As unprecedented numbers of SARS-CoV-2 sequences became available, the standard tree-building tools simply could not keep up, and researchers often struggled to make sure their analysis kept pace with the amount of samples they would receive. UShER’s software and the sustained effort of the team made it possible to grow the tree apace with the pandemic’s flood of sequences.
Hinrichs says that her two decades of experience working with the massive amounts of data stored on the UCSC Genome Browser helped prepare her to work with the COVID-19 lineages on UShER.
“This data coordination is what makes our resources really powerful,” Hinrichs said. “We have really great resources here, and really great people.”
One of those great resources is UCSC’s amazing computing hardware maintained by Jorge Garcia, Haifang Telc, and Erich Weiler. Hinrichs explained that having that computing power has been essential for this project.
“Big data is our thing, so we were ready to jump on this,” she said.
At the beginning of the pandemic, the UCSC pathogen genomics team made guesses as to how many COVID-19 sequences the tree would need to be able to handle.

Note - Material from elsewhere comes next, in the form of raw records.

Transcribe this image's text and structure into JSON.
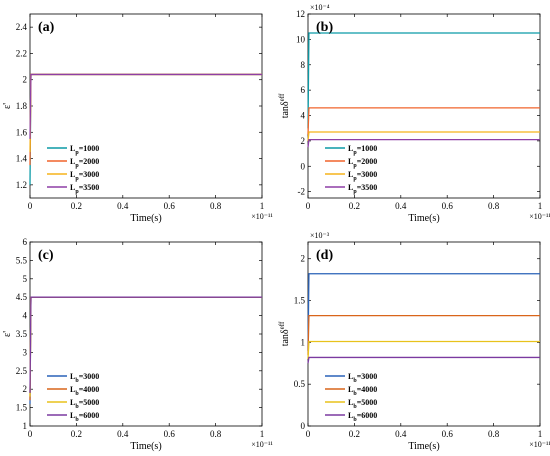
{
  "chart_data": [
    {
      "type": "line",
      "panel_label": "(a)",
      "xlabel": "Time(s)",
      "ylabel": "ε'",
      "x_exponent": "×10⁻¹¹",
      "y_exponent": "",
      "xlim": [
        0,
        1
      ],
      "ylim": [
        1.1,
        2.5
      ],
      "xticks": [
        "0",
        "0.2",
        "0.4",
        "0.6",
        "0.8",
        "1"
      ],
      "yticks": [
        "1.2",
        "1.4",
        "1.6",
        "1.8",
        "2",
        "2.2",
        "2.4"
      ],
      "ytick_values": [
        1.2,
        1.4,
        1.6,
        1.8,
        2.0,
        2.2,
        2.4
      ],
      "legend": "bottom-left",
      "series": [
        {
          "name": "Lp=1000",
          "label_main": "L",
          "label_sub": "p",
          "label_rest": "=1000",
          "color": "#0b9aa6",
          "steady": 2.04,
          "start": 1.2
        },
        {
          "name": "Lp=2000",
          "label_main": "L",
          "label_sub": "p",
          "label_rest": "=2000",
          "color": "#f0642c",
          "steady": 2.04,
          "start": 1.35
        },
        {
          "name": "Lp=3000",
          "label_main": "L",
          "label_sub": "p",
          "label_rest": "=3000",
          "color": "#f5b31b",
          "steady": 2.04,
          "start": 1.45
        },
        {
          "name": "Lp=3500",
          "label_main": "L",
          "label_sub": "p",
          "label_rest": "=3500",
          "color": "#8e3fa6",
          "steady": 2.04,
          "start": 1.55
        }
      ]
    },
    {
      "type": "line",
      "panel_label": "(b)",
      "xlabel": "Time(s)",
      "ylabel": "tanδ",
      "ylabel_sup": "eff",
      "x_exponent": "×10⁻¹¹",
      "y_exponent": "×10⁻⁴",
      "xlim": [
        0,
        1
      ],
      "ylim": [
        -2.5,
        12
      ],
      "xticks": [
        "0",
        "0.2",
        "0.4",
        "0.6",
        "0.8",
        "1"
      ],
      "yticks": [
        "-2",
        "0",
        "2",
        "4",
        "6",
        "8",
        "10",
        "12"
      ],
      "ytick_values": [
        -2,
        0,
        2,
        4,
        6,
        8,
        10,
        12
      ],
      "legend": "bottom-left",
      "series": [
        {
          "name": "Lp=1000",
          "label_main": "L",
          "label_sub": "p",
          "label_rest": "=1000",
          "color": "#0b9aa6",
          "steady": 10.5,
          "start": 3.0
        },
        {
          "name": "Lp=2000",
          "label_main": "L",
          "label_sub": "p",
          "label_rest": "=2000",
          "color": "#f0642c",
          "steady": 4.6,
          "start": 2.5
        },
        {
          "name": "Lp=3000",
          "label_main": "L",
          "label_sub": "p",
          "label_rest": "=3000",
          "color": "#f5b31b",
          "steady": 2.7,
          "start": 2.0
        },
        {
          "name": "Lp=3500",
          "label_main": "L",
          "label_sub": "p",
          "label_rest": "=3500",
          "color": "#8e3fa6",
          "steady": 2.1,
          "start": 1.5
        }
      ]
    },
    {
      "type": "line",
      "panel_label": "(c)",
      "xlabel": "Time(s)",
      "ylabel": "ε'",
      "x_exponent": "×10⁻¹¹",
      "y_exponent": "",
      "xlim": [
        0,
        1
      ],
      "ylim": [
        1,
        6
      ],
      "xticks": [
        "0",
        "0.2",
        "0.4",
        "0.6",
        "0.8",
        "1"
      ],
      "yticks": [
        "1",
        "1.5",
        "2",
        "2.5",
        "3",
        "3.5",
        "4",
        "4.5",
        "5",
        "5.5",
        "6"
      ],
      "ytick_values": [
        1,
        1.5,
        2,
        2.5,
        3,
        3.5,
        4,
        4.5,
        5,
        5.5,
        6
      ],
      "legend": "bottom-left",
      "series": [
        {
          "name": "Lb=3000",
          "label_main": "L",
          "label_sub": "b",
          "label_rest": "=3000",
          "color": "#2a62b8",
          "steady": 4.5,
          "start": 1.6
        },
        {
          "name": "Lb=4000",
          "label_main": "L",
          "label_sub": "b",
          "label_rest": "=4000",
          "color": "#d9651a",
          "steady": 4.5,
          "start": 1.7
        },
        {
          "name": "Lb=5000",
          "label_main": "L",
          "label_sub": "b",
          "label_rest": "=5000",
          "color": "#e8c21c",
          "steady": 4.5,
          "start": 1.8
        },
        {
          "name": "Lb=6000",
          "label_main": "L",
          "label_sub": "b",
          "label_rest": "=6000",
          "color": "#7b3aa0",
          "steady": 4.5,
          "start": 1.9
        }
      ]
    },
    {
      "type": "line",
      "panel_label": "(d)",
      "xlabel": "Time(s)",
      "ylabel": "tanδ",
      "ylabel_sup": "eff",
      "x_exponent": "×10⁻¹¹",
      "y_exponent": "×10⁻³",
      "xlim": [
        0,
        1
      ],
      "ylim": [
        0,
        2.2
      ],
      "xticks": [
        "0",
        "0.2",
        "0.4",
        "0.6",
        "0.8",
        "1"
      ],
      "yticks": [
        "0",
        "0.5",
        "1",
        "1.5",
        "2"
      ],
      "ytick_values": [
        0,
        0.5,
        1,
        1.5,
        2
      ],
      "legend": "bottom-left",
      "series": [
        {
          "name": "Lb=3000",
          "label_main": "L",
          "label_sub": "b",
          "label_rest": "=3000",
          "color": "#2a62b8",
          "steady": 1.82,
          "start": 0.9
        },
        {
          "name": "Lb=4000",
          "label_main": "L",
          "label_sub": "b",
          "label_rest": "=4000",
          "color": "#d9651a",
          "steady": 1.32,
          "start": 0.85
        },
        {
          "name": "Lb=5000",
          "label_main": "L",
          "label_sub": "b",
          "label_rest": "=5000",
          "color": "#e8c21c",
          "steady": 1.01,
          "start": 0.8
        },
        {
          "name": "Lb=6000",
          "label_main": "L",
          "label_sub": "b",
          "label_rest": "=6000",
          "color": "#7b3aa0",
          "steady": 0.82,
          "start": 0.75
        }
      ]
    }
  ]
}
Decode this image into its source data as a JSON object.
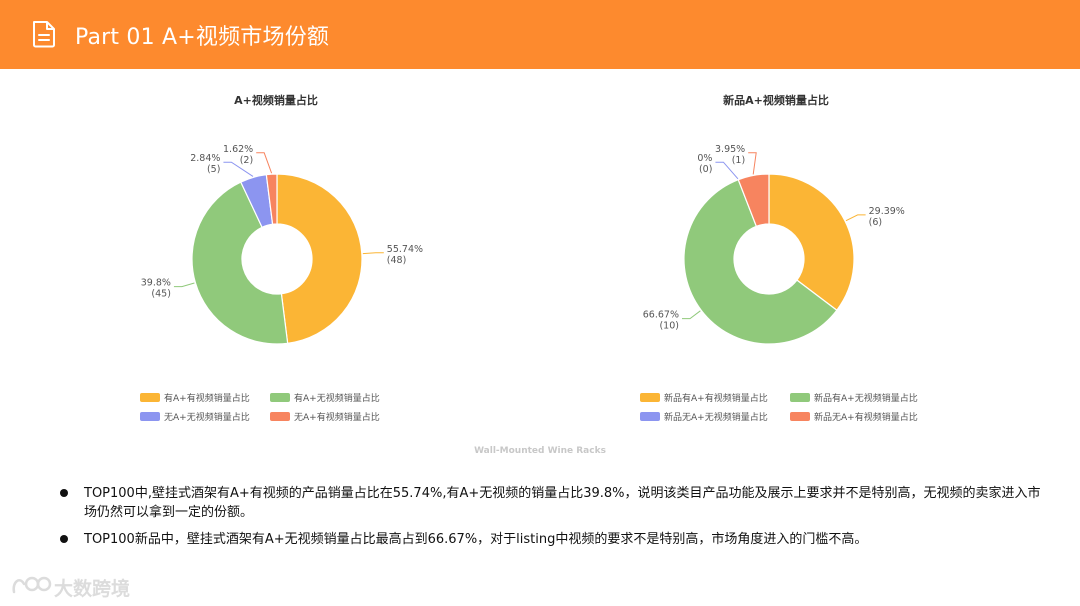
{
  "header": {
    "title": "Part 01  A+视频市场份额",
    "icon": "document-icon",
    "background": "#fd8a2e"
  },
  "chart_data": [
    {
      "type": "pie",
      "title": "A+视频销量占比",
      "donut": true,
      "legend_position": "bottom",
      "slices": [
        {
          "label": "有A+有视频销量占比",
          "value": 48,
          "percent": "55.74%",
          "count": "(48)",
          "color": "#fbb535"
        },
        {
          "label": "有A+无视频销量占比",
          "value": 45,
          "percent": "39.8%",
          "count": "(45)",
          "color": "#90c97b"
        },
        {
          "label": "无A+无视频销量占比",
          "value": 5,
          "percent": "2.84%",
          "count": "(5)",
          "color": "#8c95f0"
        },
        {
          "label": "无A+有视频销量占比",
          "value": 2,
          "percent": "1.62%",
          "count": "(2)",
          "color": "#f7845f"
        }
      ]
    },
    {
      "type": "pie",
      "title": "新品A+视频销量占比",
      "donut": true,
      "legend_position": "bottom",
      "slices": [
        {
          "label": "新品有A+有视频销量占比",
          "value": 6,
          "percent": "29.39%",
          "count": "(6)",
          "color": "#fbb535"
        },
        {
          "label": "新品有A+无视频销量占比",
          "value": 10,
          "percent": "66.67%",
          "count": "(10)",
          "color": "#90c97b"
        },
        {
          "label": "新品无A+无视频销量占比",
          "value": 0,
          "percent": "0%",
          "count": "(0)",
          "color": "#8c95f0"
        },
        {
          "label": "新品无A+有视频销量占比",
          "value": 1,
          "percent": "3.95%",
          "count": "(1)",
          "color": "#f7845f"
        }
      ]
    }
  ],
  "watermark": "Wall-Mounted Wine Racks",
  "bullets": [
    "TOP100中,壁挂式酒架有A+有视频的产品销量占比在55.74%,有A+无视频的销量占比39.8%，说明该类目产品功能及展示上要求并不是特别高，无视频的卖家进入市场仍然可以拿到一定的份额。",
    "TOP100新品中，壁挂式酒架有A+无视频销量占比最高占到66.67%，对于listing中视频的要求不是特别高，市场角度进入的门槛不高。"
  ],
  "logo": {
    "text": "大数跨境",
    "icon": "logo-icon"
  }
}
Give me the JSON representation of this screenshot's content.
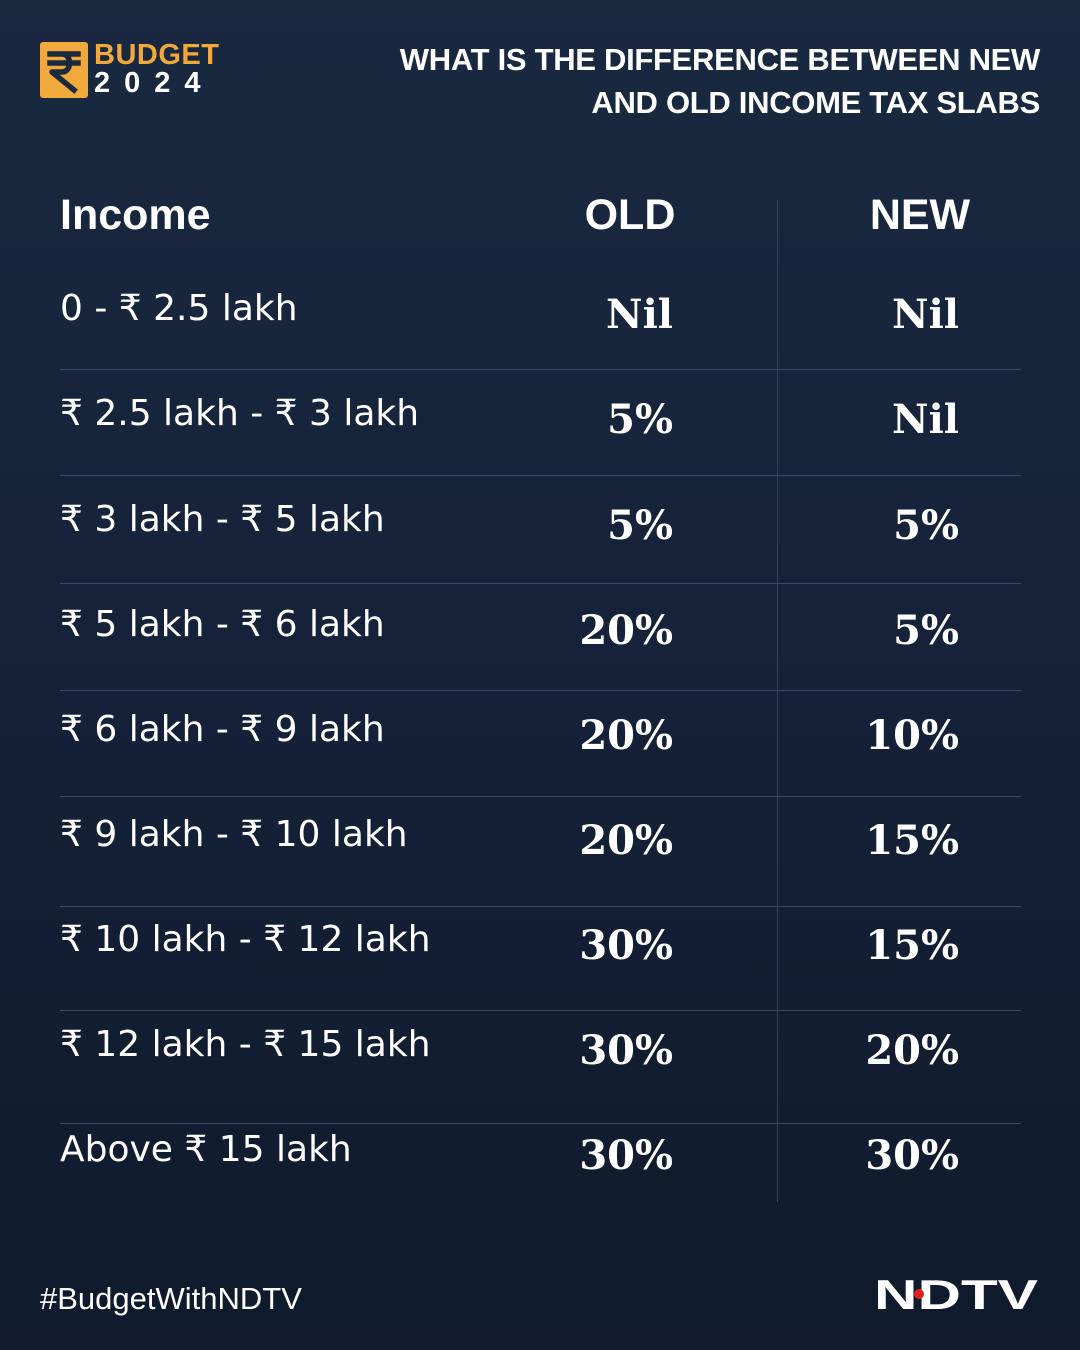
{
  "header": {
    "logo_word": "BUDGET",
    "logo_year": "2024",
    "headline_line1": "WHAT IS THE DIFFERENCE BETWEEN NEW",
    "headline_line2": "AND OLD INCOME TAX SLABS"
  },
  "table": {
    "col_income": "Income",
    "col_old": "OLD",
    "col_new": "NEW",
    "rows": [
      {
        "income": "0 - ₹ 2.5 lakh",
        "old": "Nil",
        "new": "Nil"
      },
      {
        "income": "₹ 2.5 lakh - ₹ 3 lakh",
        "old": "5%",
        "new": "Nil"
      },
      {
        "income": "₹ 3 lakh - ₹ 5 lakh",
        "old": "5%",
        "new": "5%"
      },
      {
        "income": "₹ 5 lakh - ₹ 6 lakh",
        "old": "20%",
        "new": "5%"
      },
      {
        "income": "₹ 6 lakh - ₹ 9 lakh",
        "old": "20%",
        "new": "10%"
      },
      {
        "income": "₹ 9 lakh - ₹ 10 lakh",
        "old": "20%",
        "new": "15%"
      },
      {
        "income": "₹ 10 lakh - ₹ 12 lakh",
        "old": "30%",
        "new": "15%"
      },
      {
        "income": "₹ 12 lakh - ₹ 15 lakh",
        "old": "30%",
        "new": "20%"
      },
      {
        "income": "Above ₹ 15 lakh",
        "old": "30%",
        "new": "30%"
      }
    ]
  },
  "footer": {
    "hashtag": "#BudgetWithNDTV",
    "brand": "NDTV"
  },
  "colors": {
    "background": "#15223a",
    "accent": "#f2a93b",
    "text": "#ffffff",
    "brand_dot": "#e02020"
  },
  "icons": {
    "logo_mark": "rupee-icon"
  }
}
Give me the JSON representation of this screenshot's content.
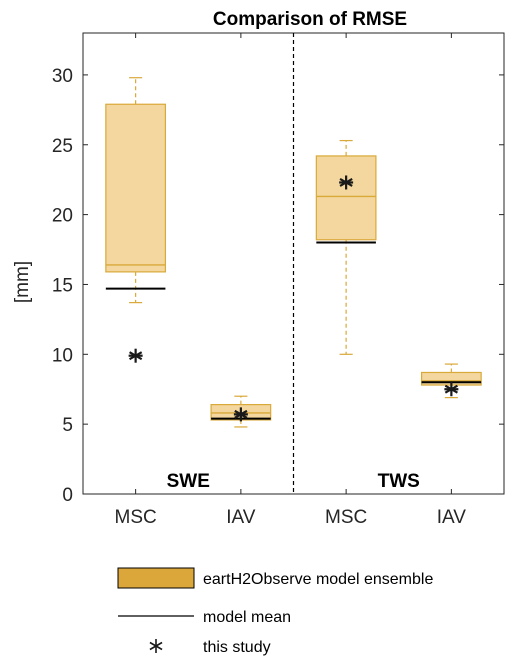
{
  "chart_data": {
    "type": "box",
    "title": "Comparison of RMSE",
    "xlabel": "",
    "ylabel": "[mm]",
    "ylim": [
      0,
      33
    ],
    "yticks": [
      0,
      5,
      10,
      15,
      20,
      25,
      30
    ],
    "categories": [
      "MSC",
      "IAV",
      "MSC",
      "IAV"
    ],
    "sections": [
      "SWE",
      "TWS"
    ],
    "grid": false,
    "legend_placement": "bottom",
    "colors": {
      "box_fill": "#f3d79e",
      "box_edge": "#d9a93a",
      "legend_box_fill": "#dba63a",
      "mean_line": "#000000",
      "divider": "#000000"
    },
    "series": [
      {
        "name": "eartH2Observe model ensemble",
        "boxes": [
          {
            "whisker_low": 13.7,
            "q1": 15.9,
            "median": 16.4,
            "q3": 27.9,
            "whisker_high": 29.8
          },
          {
            "whisker_low": 4.8,
            "q1": 5.3,
            "median": 5.8,
            "q3": 6.4,
            "whisker_high": 7.0
          },
          {
            "whisker_low": 10.0,
            "q1": 18.2,
            "median": 21.3,
            "q3": 24.2,
            "whisker_high": 25.3
          },
          {
            "whisker_low": 6.9,
            "q1": 7.8,
            "median": 8.1,
            "q3": 8.7,
            "whisker_high": 9.3
          }
        ]
      },
      {
        "name": "model mean",
        "values": [
          14.7,
          5.4,
          18.0,
          8.0
        ]
      },
      {
        "name": "this study",
        "values": [
          9.9,
          5.7,
          22.3,
          7.5
        ]
      }
    ],
    "legend": [
      {
        "label": "eartH2Observe model ensemble",
        "symbol": "box"
      },
      {
        "label": "model mean",
        "symbol": "line"
      },
      {
        "label": "this study",
        "symbol": "asterisk"
      }
    ]
  }
}
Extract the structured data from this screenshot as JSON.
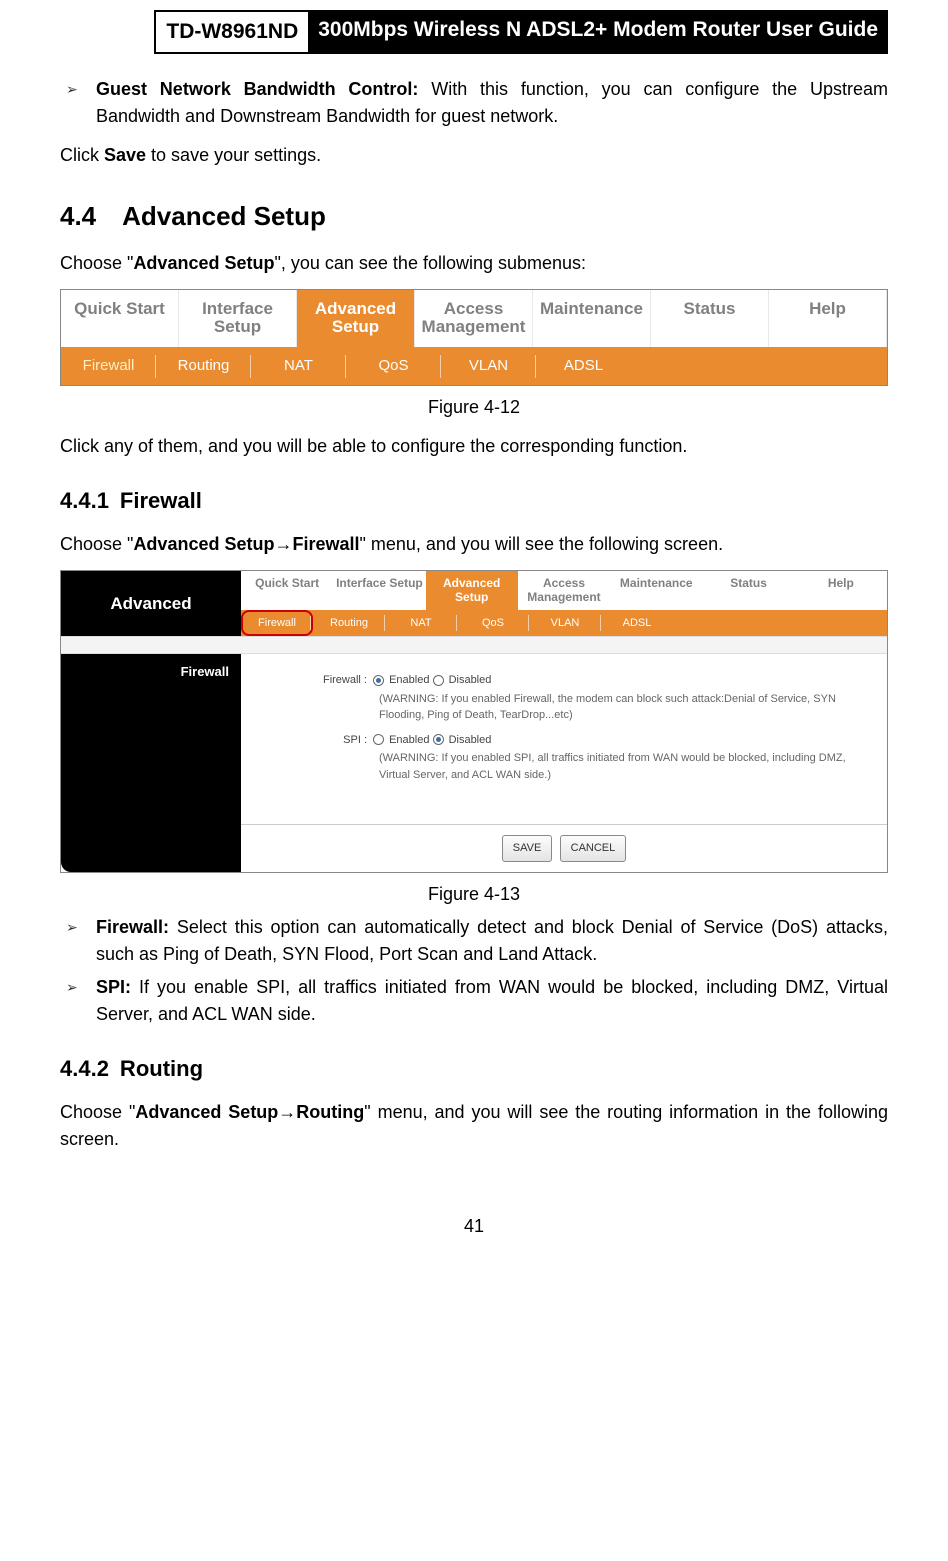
{
  "header": {
    "model": "TD-W8961ND",
    "title": "300Mbps Wireless N ADSL2+ Modem Router User Guide"
  },
  "intro_bullet": {
    "label": "Guest Network Bandwidth Control:",
    "text": " With this function, you can configure the Upstream Bandwidth and Downstream Bandwidth for guest network."
  },
  "click_save_a": "Click ",
  "click_save_b": "Save",
  "click_save_c": " to save your settings.",
  "sec44": "4.4 Advanced Setup",
  "sec44_intro_a": "Choose \"",
  "sec44_intro_b": "Advanced Setup",
  "sec44_intro_c": "\", you can see the following submenus:",
  "nav412": {
    "tabs": [
      "Quick Start",
      "Interface Setup",
      "Advanced Setup",
      "Access Management",
      "Maintenance",
      "Status",
      "Help"
    ],
    "active_index": 2,
    "subs": [
      "Firewall",
      "Routing",
      "NAT",
      "QoS",
      "VLAN",
      "ADSL"
    ],
    "sub_selected_index": 0
  },
  "fig412_caption": "Figure 4-12",
  "after412": "Click any of them, and you will be able to configure the corresponding function.",
  "sec441": "4.4.1 Firewall",
  "sec441_intro_a": "Choose \"",
  "sec441_intro_b": "Advanced Setup→Firewall",
  "sec441_intro_c": "\" menu, and you will see the following screen.",
  "fig413": {
    "side_title": "Advanced",
    "tabs": [
      "Quick Start",
      "Interface Setup",
      "Advanced Setup",
      "Access Management",
      "Maintenance",
      "Status",
      "Help"
    ],
    "active_index": 2,
    "subs": [
      "Firewall",
      "Routing",
      "NAT",
      "QoS",
      "VLAN",
      "ADSL"
    ],
    "sub_selected_index": 0,
    "section_label": "Firewall",
    "rows": {
      "firewall_label": "Firewall :",
      "firewall_enabled": "Enabled",
      "firewall_disabled": "Disabled",
      "firewall_warn": "(WARNING: If you enabled Firewall, the modem can block such attack:Denial of Service, SYN Flooding, Ping of Death, TearDrop...etc)",
      "spi_label": "SPI :",
      "spi_enabled": "Enabled",
      "spi_disabled": "Disabled",
      "spi_warn": "(WARNING: If you enabled SPI, all traffics initiated from WAN would be blocked, including DMZ, Virtual Server, and ACL WAN side.)"
    },
    "buttons": {
      "save": "SAVE",
      "cancel": "CANCEL"
    }
  },
  "fig413_caption": "Figure 4-13",
  "bullet_firewall": {
    "label": "Firewall:",
    "text": " Select this option can automatically detect and block Denial of Service (DoS) attacks, such as Ping of Death, SYN Flood, Port Scan and Land Attack."
  },
  "bullet_spi": {
    "label": "SPI:",
    "text": " If you enable SPI, all traffics initiated from WAN would be blocked, including DMZ, Virtual Server, and ACL WAN side."
  },
  "sec442": "4.4.2 Routing",
  "sec442_intro_a": "Choose \"",
  "sec442_intro_b": "Advanced Setup→Routing",
  "sec442_intro_c": "\" menu, and you will see the routing information in the following screen.",
  "page_number": "41",
  "colors": {
    "orange": "#e98b2e",
    "gray_text": "#808080",
    "highlight_border": "#cc0000"
  }
}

Only Corbett-Detig thought it would reach a million – no one anticipated reaching 10 million.
“I still get surprised at how far we’ve come,” Turakhia said. “The unimaginable amount of data we were able to handle and the fact that we are able to make sense of it quickly is mind-boggling as a computational genomicist.”
As the tree has grown, it has required constant attention and updates. Cheng Ye, an undergrad in Turakhia’s new lab at UC San Diego, was also able to figure out a way to add new sequences faster when the tree had grown to contain millions of sequences already, and helped develop a tool called MatOptimize that moves sequences around on the tree when more data makes it apparent that the original placement was less optimal.
Accumulating reliable data has been instrumental to better understanding what we are up against in the fight against COVID-19 and all its variants. While little was known about this virus at the start of the pandemic, the tree-building tools developed at UC Santa Cruz have helped to put the history of the virus in some perspective and to predict its future, and researchers across campus have leveraged their expertise to aid in the relief efforts. The progress has been astounding; but for the researchers on the browser team, the urgency of their mission and the sheer amount of data that needs to be curated has also been overwhelming at times. Fischer acknowledges that this level of dedication comes at a cost.
“It has been two years of blood, sweat, and tears,” he said.